Qualitative properties of solutions to a fractional pseudo-parabolic equation with singular potential
Xiang-kun Shao, Nan-jing Huang, Xue-song Li
TL;DR
The article investigates a fractional pseudo-parabolic equation with singular potential, establishing a sharp dichotomy between global existence and finite-time blow-up in a low-energy regime defined via the potential-well depth $d$ and the Nehari functional $I$. Using potential-well, energy, and variational methods, it proves global existence with exponential decay under $J(u_0)<d$ and $I(u_0)>0$, as well as finite-time blow-up with rigorous lifespan and rate bounds when $I(u_0)<0$. It further demonstrates the existence of ground-state solutions for the stationary problem $(-\Delta)^s u=|u|^{p-2}u$ and proves that global-in-time solutions converge strongly to stationary states as $t\to\infty$. Collectively, the results extend blow-up techniques to nonnegative energy and elucidate the long-time dynamics of FPPEs with singular potentials, including convergence to stationary solutions and explicit decay and lifespan estimates.
Abstract
This paper investigates the initial boundary value problem for a fractional pseudo-parabolic equation with singular potential. The global existence and blow-up of solutions to the initial boundary value problem are obtained at low initial energy.
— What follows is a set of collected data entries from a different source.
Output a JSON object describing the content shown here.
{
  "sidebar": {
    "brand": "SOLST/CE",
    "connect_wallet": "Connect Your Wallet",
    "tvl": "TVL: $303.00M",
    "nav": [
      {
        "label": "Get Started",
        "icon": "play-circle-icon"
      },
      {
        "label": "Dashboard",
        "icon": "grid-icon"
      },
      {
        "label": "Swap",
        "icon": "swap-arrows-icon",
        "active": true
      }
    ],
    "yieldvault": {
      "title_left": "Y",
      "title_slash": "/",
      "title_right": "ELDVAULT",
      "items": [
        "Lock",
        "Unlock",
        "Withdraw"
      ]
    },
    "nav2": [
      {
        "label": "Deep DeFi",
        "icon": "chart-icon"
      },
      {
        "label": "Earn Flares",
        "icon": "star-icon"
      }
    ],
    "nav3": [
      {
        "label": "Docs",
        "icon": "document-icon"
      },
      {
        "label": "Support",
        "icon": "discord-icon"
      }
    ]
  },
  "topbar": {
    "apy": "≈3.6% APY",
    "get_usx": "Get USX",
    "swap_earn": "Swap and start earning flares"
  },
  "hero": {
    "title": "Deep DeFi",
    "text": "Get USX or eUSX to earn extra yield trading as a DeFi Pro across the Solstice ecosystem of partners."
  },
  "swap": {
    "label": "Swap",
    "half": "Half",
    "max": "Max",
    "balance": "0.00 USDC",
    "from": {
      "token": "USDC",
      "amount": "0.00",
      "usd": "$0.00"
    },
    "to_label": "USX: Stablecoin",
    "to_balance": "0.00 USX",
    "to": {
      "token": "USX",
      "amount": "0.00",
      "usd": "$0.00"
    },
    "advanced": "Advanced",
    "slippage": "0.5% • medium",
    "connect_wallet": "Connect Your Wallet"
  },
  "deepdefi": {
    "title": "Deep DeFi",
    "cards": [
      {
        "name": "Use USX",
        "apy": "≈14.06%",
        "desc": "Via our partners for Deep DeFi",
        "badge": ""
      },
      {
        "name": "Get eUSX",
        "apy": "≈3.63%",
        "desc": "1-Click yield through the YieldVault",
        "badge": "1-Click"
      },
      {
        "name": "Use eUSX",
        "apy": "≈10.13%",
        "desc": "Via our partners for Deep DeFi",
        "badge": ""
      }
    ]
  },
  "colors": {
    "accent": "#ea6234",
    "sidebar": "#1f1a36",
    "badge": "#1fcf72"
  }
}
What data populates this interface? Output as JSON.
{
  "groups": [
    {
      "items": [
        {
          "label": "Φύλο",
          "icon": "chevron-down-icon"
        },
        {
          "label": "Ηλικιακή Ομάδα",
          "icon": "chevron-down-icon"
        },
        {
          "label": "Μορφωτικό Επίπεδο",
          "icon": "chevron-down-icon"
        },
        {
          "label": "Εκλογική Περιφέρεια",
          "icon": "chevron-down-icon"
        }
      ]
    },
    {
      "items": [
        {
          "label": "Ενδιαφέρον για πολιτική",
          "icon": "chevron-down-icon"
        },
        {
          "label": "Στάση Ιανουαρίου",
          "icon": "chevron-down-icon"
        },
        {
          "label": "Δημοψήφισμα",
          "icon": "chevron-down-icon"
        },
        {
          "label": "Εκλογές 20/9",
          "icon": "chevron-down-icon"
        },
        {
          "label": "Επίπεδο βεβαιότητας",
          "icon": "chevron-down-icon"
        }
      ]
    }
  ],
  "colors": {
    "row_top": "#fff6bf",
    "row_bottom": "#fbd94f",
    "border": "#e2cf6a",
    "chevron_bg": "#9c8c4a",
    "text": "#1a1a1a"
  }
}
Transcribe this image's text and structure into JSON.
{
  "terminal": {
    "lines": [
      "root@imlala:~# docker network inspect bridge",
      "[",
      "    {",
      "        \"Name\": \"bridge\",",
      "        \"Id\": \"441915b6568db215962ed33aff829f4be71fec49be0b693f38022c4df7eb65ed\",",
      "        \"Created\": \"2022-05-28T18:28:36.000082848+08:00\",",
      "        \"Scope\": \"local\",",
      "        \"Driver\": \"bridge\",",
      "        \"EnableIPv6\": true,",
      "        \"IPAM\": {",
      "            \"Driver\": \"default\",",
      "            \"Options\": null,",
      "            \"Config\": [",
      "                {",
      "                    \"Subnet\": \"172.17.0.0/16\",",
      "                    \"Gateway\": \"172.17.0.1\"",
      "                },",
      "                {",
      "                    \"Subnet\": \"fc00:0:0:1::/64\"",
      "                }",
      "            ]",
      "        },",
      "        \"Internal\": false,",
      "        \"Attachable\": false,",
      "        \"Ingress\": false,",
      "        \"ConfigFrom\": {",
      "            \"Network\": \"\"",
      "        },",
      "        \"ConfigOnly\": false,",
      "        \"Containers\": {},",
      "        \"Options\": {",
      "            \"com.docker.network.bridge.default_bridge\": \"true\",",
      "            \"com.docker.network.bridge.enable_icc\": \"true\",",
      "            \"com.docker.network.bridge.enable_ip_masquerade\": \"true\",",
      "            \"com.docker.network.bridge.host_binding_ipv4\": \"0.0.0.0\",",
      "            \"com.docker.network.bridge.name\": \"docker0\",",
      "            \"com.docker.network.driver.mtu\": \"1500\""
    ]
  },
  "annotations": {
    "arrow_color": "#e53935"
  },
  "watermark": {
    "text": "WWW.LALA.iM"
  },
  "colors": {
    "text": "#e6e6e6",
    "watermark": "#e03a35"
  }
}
Moreover, the exponential decay estimates for global solutions and energy functional are further derived, and the upper and lower bounds of both blow-up time and blow-up rate for blow-up solutions are respectively estimated. Specifically, we extend the method for proving blow-up of solutions with negative initial energy in previous literatures to cases involving nonnegative initial energy, which broadens the applicability of this method. Finally, for the corresponding stationary problem, the existence of ground-state solutions is established, and it is proved that the global solutions strongly converge to the solutions of stationary problem as time tends to infinity.